Avant-garde painter Paul Laffoley passed away on November 16th at the age of 75. He was without a doubt one of the most unique, engaging, innovative individuals I’ve ever met. Back in 2004, I described the artist and his work as follows: “An architect by trade, Laffoley has spent almost every moment of his waking life creating mind-blowing paintings that meld both the Dionysian (the purely emotional) with the Apollonian (the purely rational), thus managing to capture the anarchic spirit of a Jackson Pollock within the grid-like confines of an architectural blueprint—a blueprint conceived in the mind of a mad genius obsessed with building only the impossible.

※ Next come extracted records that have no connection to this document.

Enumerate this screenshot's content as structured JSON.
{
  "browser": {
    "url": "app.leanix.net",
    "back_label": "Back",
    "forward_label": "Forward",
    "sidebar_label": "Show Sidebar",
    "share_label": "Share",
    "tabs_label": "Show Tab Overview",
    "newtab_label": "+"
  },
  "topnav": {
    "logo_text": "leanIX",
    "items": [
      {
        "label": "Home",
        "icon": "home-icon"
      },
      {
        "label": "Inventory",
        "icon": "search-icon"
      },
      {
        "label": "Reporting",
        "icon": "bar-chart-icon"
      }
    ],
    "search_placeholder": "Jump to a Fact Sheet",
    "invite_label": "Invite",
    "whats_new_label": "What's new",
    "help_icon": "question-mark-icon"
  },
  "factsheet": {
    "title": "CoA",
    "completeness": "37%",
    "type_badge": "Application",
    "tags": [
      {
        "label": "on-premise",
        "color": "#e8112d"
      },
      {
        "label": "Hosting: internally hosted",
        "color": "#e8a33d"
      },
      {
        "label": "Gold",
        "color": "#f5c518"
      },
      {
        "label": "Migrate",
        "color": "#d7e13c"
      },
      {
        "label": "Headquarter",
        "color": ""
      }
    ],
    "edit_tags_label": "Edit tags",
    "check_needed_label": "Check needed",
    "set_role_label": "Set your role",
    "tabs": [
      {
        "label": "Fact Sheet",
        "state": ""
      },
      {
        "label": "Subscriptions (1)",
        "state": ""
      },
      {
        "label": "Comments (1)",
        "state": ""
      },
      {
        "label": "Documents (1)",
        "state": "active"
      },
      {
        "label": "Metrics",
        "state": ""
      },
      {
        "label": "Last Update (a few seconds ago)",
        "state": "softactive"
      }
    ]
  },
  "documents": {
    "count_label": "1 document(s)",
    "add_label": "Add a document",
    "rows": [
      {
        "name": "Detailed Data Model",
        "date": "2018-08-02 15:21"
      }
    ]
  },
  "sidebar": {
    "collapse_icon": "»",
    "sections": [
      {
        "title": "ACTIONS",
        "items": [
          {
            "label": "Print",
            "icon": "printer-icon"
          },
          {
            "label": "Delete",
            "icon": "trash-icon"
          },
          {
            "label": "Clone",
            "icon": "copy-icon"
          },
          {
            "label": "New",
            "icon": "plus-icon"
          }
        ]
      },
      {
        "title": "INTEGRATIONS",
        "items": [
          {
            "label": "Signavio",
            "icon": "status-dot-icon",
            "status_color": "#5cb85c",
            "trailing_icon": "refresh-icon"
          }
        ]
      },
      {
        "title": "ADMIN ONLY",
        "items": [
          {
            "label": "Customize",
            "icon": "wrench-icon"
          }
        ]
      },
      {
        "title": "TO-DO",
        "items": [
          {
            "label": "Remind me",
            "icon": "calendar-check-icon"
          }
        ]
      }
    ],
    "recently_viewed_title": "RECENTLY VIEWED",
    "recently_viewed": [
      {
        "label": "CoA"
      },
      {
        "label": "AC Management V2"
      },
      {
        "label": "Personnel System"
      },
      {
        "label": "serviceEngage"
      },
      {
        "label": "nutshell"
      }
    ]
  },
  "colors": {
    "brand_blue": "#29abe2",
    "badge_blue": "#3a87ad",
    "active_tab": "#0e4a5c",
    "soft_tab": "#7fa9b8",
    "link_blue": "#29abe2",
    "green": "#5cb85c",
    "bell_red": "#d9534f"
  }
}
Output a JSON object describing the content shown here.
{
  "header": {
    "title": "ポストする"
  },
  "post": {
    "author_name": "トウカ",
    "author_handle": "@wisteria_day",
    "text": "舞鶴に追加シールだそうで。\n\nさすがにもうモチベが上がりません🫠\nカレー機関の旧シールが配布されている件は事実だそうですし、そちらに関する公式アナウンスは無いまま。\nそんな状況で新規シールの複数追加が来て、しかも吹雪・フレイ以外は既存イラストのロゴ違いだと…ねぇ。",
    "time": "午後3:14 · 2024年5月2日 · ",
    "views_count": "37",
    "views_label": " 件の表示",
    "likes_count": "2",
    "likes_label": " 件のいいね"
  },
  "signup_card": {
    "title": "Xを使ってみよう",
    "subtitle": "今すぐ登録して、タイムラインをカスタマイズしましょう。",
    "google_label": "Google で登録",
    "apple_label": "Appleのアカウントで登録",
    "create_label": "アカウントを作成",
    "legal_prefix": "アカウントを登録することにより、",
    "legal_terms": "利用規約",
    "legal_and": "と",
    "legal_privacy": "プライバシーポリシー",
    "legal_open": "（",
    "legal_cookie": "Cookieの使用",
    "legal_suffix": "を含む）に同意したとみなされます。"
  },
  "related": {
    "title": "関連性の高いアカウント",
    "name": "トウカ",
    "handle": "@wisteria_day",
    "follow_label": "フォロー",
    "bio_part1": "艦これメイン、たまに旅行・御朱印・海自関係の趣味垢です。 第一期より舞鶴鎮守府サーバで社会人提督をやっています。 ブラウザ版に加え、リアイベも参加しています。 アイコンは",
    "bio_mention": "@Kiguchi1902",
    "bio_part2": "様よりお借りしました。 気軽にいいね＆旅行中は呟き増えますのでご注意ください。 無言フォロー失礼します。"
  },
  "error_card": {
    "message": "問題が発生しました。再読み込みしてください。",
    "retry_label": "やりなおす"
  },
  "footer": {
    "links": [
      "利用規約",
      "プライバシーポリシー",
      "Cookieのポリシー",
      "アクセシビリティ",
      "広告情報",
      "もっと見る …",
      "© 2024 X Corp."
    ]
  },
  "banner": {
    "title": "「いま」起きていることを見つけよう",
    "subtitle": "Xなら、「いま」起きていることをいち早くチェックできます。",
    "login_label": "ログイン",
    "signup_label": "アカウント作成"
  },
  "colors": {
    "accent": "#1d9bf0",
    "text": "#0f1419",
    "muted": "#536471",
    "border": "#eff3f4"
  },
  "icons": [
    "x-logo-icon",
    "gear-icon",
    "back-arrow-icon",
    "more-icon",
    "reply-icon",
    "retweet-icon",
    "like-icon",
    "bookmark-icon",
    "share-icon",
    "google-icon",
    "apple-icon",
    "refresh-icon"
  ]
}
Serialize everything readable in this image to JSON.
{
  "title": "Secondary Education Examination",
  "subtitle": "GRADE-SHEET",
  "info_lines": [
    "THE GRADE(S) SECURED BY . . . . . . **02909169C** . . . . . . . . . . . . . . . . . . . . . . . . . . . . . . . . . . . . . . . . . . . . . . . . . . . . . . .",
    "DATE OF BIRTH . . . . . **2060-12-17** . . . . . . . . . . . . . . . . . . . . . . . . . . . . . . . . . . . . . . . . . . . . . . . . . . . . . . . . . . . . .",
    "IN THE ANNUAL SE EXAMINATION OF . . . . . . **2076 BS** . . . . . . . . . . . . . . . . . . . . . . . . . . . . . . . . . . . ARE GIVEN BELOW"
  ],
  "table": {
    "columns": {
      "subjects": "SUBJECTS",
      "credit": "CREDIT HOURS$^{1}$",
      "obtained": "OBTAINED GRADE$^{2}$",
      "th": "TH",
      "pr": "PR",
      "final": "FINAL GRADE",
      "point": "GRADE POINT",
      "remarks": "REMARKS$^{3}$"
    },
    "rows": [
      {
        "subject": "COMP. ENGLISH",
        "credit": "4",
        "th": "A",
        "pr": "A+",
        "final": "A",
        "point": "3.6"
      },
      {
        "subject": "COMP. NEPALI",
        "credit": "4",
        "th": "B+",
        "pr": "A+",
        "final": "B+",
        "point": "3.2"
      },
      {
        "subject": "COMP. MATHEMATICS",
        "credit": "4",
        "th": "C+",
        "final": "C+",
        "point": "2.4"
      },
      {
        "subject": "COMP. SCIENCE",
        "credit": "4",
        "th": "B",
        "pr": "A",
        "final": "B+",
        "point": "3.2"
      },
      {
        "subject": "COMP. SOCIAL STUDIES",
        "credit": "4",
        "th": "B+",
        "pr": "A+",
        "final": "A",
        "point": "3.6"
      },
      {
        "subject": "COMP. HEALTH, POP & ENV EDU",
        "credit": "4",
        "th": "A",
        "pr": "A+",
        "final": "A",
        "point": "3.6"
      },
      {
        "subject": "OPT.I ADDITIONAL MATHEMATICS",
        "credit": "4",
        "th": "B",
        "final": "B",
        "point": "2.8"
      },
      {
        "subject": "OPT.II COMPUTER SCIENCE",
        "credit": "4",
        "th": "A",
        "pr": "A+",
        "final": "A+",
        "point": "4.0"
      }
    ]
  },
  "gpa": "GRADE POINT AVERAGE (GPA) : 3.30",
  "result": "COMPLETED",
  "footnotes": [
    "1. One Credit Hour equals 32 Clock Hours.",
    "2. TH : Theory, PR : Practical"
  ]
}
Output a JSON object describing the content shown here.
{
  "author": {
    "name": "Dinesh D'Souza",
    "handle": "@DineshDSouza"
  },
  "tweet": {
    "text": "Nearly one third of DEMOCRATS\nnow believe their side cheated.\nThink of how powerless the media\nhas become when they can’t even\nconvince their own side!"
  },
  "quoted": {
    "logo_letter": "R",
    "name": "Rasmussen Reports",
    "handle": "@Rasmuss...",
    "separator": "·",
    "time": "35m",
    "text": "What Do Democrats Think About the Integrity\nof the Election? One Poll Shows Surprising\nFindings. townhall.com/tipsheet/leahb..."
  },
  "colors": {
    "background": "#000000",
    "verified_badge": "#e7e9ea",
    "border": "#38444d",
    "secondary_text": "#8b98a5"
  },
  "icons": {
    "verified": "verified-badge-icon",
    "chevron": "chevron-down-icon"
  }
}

Such ‘impossible’ projects included a fully functional time machine called the ‘Geochronmechane,’ an interactive painting called the ‘Thanaton’ that helps the viewer project his etheric body into the astral realms, a single family farm designed to resemble the ten Sephiroth and twenty-two paths of the Kabbalah (complete with trees growing upside down beneath the ground in order to replicate the dark side of the Tree of Life), an immense spherical house composed of genetically-engineered vegetation, and a Christian fundamentalist theme park built in the shape of the Star of David.” If you haven’t yet experienced the overwhelming metaphysical impact of Laffoley’s work, I highly suggest preordering The Essential Paul Laffoley, due to be published in April of 2016 by the University of Chicago Press.
I had the privilege of interviewing Laffoley in-depth over the course of two weekends back in February of 2004. I watched him create his brilliant H.P. Lovecraft-inspired painting “Pickman’s Mephitic Models” while firing esoteric questions at him in his temporary studio at Cal State Fullerton. This interview, entitled “Satan, God, H.P. Lovecraft and Other Mephitic Models: An Interview with Paul Laffoley,” was published twice, first byParanoia in the winter of 2004 and then reprinted by a French magazine entitled Particules in the fall of 2009. The unexpurgated version of the interview will be included in my forthcoming book, Imaginauts: Exploring the Outer Reaches of the Mind. Here’s a brief excerpt from that encounter:
RG: The painting you’re working on now is about Lovecraft?
PL: It’s called “Pickman’s Mephitic Models,” based on the story
[“Pickman’s Model”]. Certain things about it many people don’t realize. [Richard Upton] Pickman was a real painter who lived between 1888 and 1926. Now, there’s a question mark [gesturing toward the writing in the margins of the painting], because Lovecraft claims that he turned into a ghoul. God knows how old he is now.